Lung: The low volatility of the liquid Hyacinth body (3.1 Pa at 24°C) would limit its availability for absorption through inhalation. When there is exposure the absorption can be estimated with the blood/air (B/A) partition coefficient. Buist et al. 2012 developed a B/A portioning model for humans using the most important and readily available parameters:

Log PBA = 6.96 – 1.04 (Log VP) – 0.533 (Log Kow) – 0.00495 MW.

For Hyacinth body the B/A partition coefficient would result in:

Log P (BA) = 6.96 – 1.04 x (Log3.1) – 0.533 x 3.5 – 0.00495 x 194.28 = 3.6

This means that Hyacinth body has a tendency to go from air into the blood. It should, however, be noted that this regression line is only valid for substances which have a vapour pressure > 100 Pa. Despite Hyacinth body being out of the applicability domain and that the exact B/A portioning may not be fully correct, it provides an indication that the substance can be readily absorbed via the inhalation route. Based on this, inhalation absorption of 100% will be assumed.

 

Distribution

The low molecular weight of Hyacinth body can facilitate wide distribution throughout the body. Since Hyacinth body is somewhat lipophilic (log Kow 3.5), it can pass through biological cell membranes and distribute into cells.

 

Metabolism

There are no experimental data on the metabolism of the substance. In view of the substance being a phenyl-ethyl-acetal it is anticipated that the Hyacinth body will be hydrolysed in the body into phenyl alcohol and the carbon that binds to the acetal oxygen will form an ethyl aldehyde (acetealdehyde) and the ethyl group will form ethanol (see the figure below) (http://www.inchem.org/documents/jecfa/jecmono/v48je17.htm). Phenyl ethanol may get further metabolized to phenyl acetic acid. This phenyl acetic acid has a fairly low pKa (4.31) and this acid may cause irritancy in the gastro-intestinal tract, which is the reason not to use the maximum dose in the repeated dose – reproscreen study (OECD TG 422).

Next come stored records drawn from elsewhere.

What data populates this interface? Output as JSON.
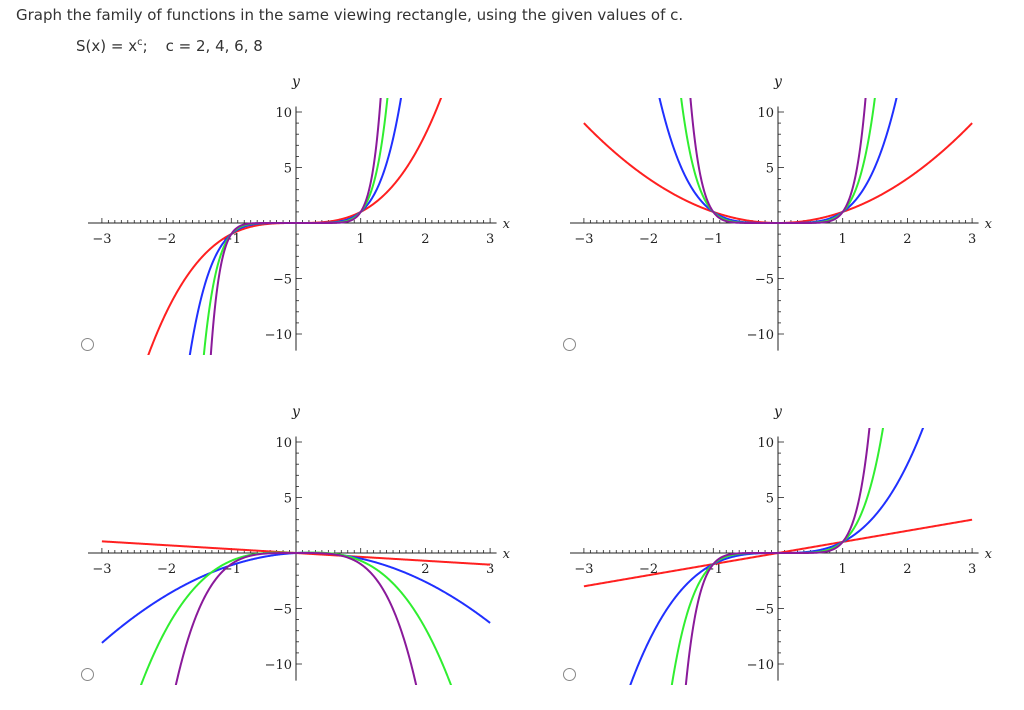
{
  "question": {
    "prompt": "Graph the family of functions in the same viewing rectangle, using the given values of c.",
    "function_lhs": "S(x) = x",
    "function_exp": "c",
    "function_tail": ";",
    "c_values": "c = 2, 4, 6, 8"
  },
  "colors": {
    "curve1": "#ff2020",
    "curve2": "#2030ff",
    "curve3": "#30ee30",
    "curve4": "#8a1a9a",
    "axis": "#222222"
  },
  "chart_data": [
    {
      "type": "line",
      "xlabel": "x",
      "ylabel": "y",
      "xlim": [
        -3,
        3
      ],
      "ylim": [
        -10,
        10
      ],
      "x_ticks": [
        "-3",
        "-2",
        "-1",
        "1",
        "2",
        "3"
      ],
      "y_ticks": [
        "10",
        "5",
        "-5",
        "-10"
      ],
      "series": [
        {
          "formula": "x^3",
          "color": "#ff2020",
          "x_domain": [
            -3,
            3
          ]
        },
        {
          "formula": "x^5",
          "color": "#2030ff",
          "x_domain": [
            -3,
            3
          ]
        },
        {
          "formula": "x^7",
          "color": "#30ee30",
          "x_domain": [
            -3,
            3
          ]
        },
        {
          "formula": "x^9",
          "color": "#8a1a9a",
          "x_domain": [
            -3,
            3
          ]
        }
      ]
    },
    {
      "type": "line",
      "xlabel": "x",
      "ylabel": "y",
      "xlim": [
        -3,
        3
      ],
      "ylim": [
        -10,
        10
      ],
      "x_ticks": [
        "-3",
        "-2",
        "-1",
        "1",
        "2",
        "3"
      ],
      "y_ticks": [
        "10",
        "5",
        "-5",
        "-10"
      ],
      "series": [
        {
          "formula": "x^2",
          "color": "#ff2020",
          "x_domain": [
            -3,
            3
          ]
        },
        {
          "formula": "x^4",
          "color": "#2030ff",
          "x_domain": [
            -3,
            3
          ]
        },
        {
          "formula": "x^6",
          "color": "#30ee30",
          "x_domain": [
            -3,
            3
          ]
        },
        {
          "formula": "x^8",
          "color": "#8a1a9a",
          "x_domain": [
            -3,
            3
          ]
        }
      ]
    },
    {
      "type": "line",
      "xlabel": "x",
      "ylabel": "y",
      "xlim": [
        -3,
        3
      ],
      "ylim": [
        -10,
        10
      ],
      "x_ticks": [
        "-3",
        "-2",
        "-1",
        "2",
        "3"
      ],
      "y_ticks": [
        "10",
        "5",
        "-5",
        "-10"
      ],
      "series": [
        {
          "formula": "-x^(1/2)",
          "color": "#ff2020",
          "x_domain": [
            -3,
            3
          ]
        },
        {
          "formula": "-x^(4/2)",
          "color": "#2030ff",
          "x_domain": [
            -3,
            3
          ]
        },
        {
          "formula": "-x^(6/2)",
          "color": "#30ee30",
          "x_domain": [
            -3,
            3
          ]
        },
        {
          "formula": "-x^(8/2)",
          "color": "#8a1a9a",
          "x_domain": [
            -3,
            3
          ]
        }
      ]
    },
    {
      "type": "line",
      "xlabel": "x",
      "ylabel": "y",
      "xlim": [
        -3,
        3
      ],
      "ylim": [
        -10,
        10
      ],
      "x_ticks": [
        "-3",
        "-2",
        "-1",
        "1",
        "2",
        "3"
      ],
      "y_ticks": [
        "10",
        "5",
        "-5",
        "-10"
      ],
      "series": [
        {
          "formula": "x",
          "color": "#ff2020",
          "x_domain": [
            -3,
            3
          ]
        },
        {
          "formula": "x^3",
          "color": "#2030ff",
          "x_domain": [
            -3,
            3
          ]
        },
        {
          "formula": "x^5",
          "color": "#30ee30",
          "x_domain": [
            -3,
            3
          ]
        },
        {
          "formula": "x^7",
          "color": "#8a1a9a",
          "x_domain": [
            -3,
            3
          ]
        }
      ]
    }
  ]
}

Figure 1. Hydrolysis of Hyacinth body into phenyl alcohol, acetaldehyde and ethanol. Phenyl ethanol may get further metabolized to phenyl acetic acid as shown.

[figure is included in attachment]

 

Excretion

Hyacinth body as such will be excreted via urine based on its characteristics (molecular weight below 300 g/mol and fairly high water solubility). The substance is most likely metabolised into more hydrophilic compounds which will also be excreted via the urine.  

 

Conclusion

Based on the available information, Hyacinth body is expected to be readily absorbed after oral and dermal exposure. The substance is expected to be readily absorbed also via inhalation, although the exposure is expected to be low based on the low vapour pressure. No specific information is available on the extent of absorption, therefore the default final absorption percentages as provided by ECHA will be used: 100% inhalation absorption, 50% oral absorption and 50% dermal absorption. Hyacinth body is predicted to be metabolised and its metabolites are expected to be mainly excreted via the urine. Overall, the assessment indicates no potential for bioaccumulation.

Oral to dermal extrapolation: Hyacinth body is absorbed orally and dermally. Using the asymmetric handling of uncertainty, the oral absorption will be considered 50% (though likely to be higher) and the dermal absorption will not exceed oral absorption.

Oral to inhalation extrapolation: The inhalation exposure will be considered. It can be expected that 100% of the inhaled vapour is bioavailable. For inhalation absorption 100% will be used for route to route extrapolation, because this will be precautionary for the inhalation route.

 

References

- Martinez, M.N., And Amidon, G.L., 2002, Mechanistic approach to understanding the factors affecting drug absorption: a review of fundament, J. Clinical Pharmacol., 42, 620-643.

- IGHRC, 2006, Guidelines on route to route extrapolation of toxicity data when assessing health risks of chemicals, http://ieh.cranfield.ac.uk/ighrc/cr12[1].pdf

- Buist, H.E., Wit-Bos de, L., Bouwman, T., Vaes, W.H.J., 2012, Predicting blood:air partition coefficient using basic physico-chemical properties, Regul. Toxicol. Pharmacol., 62, 23-28.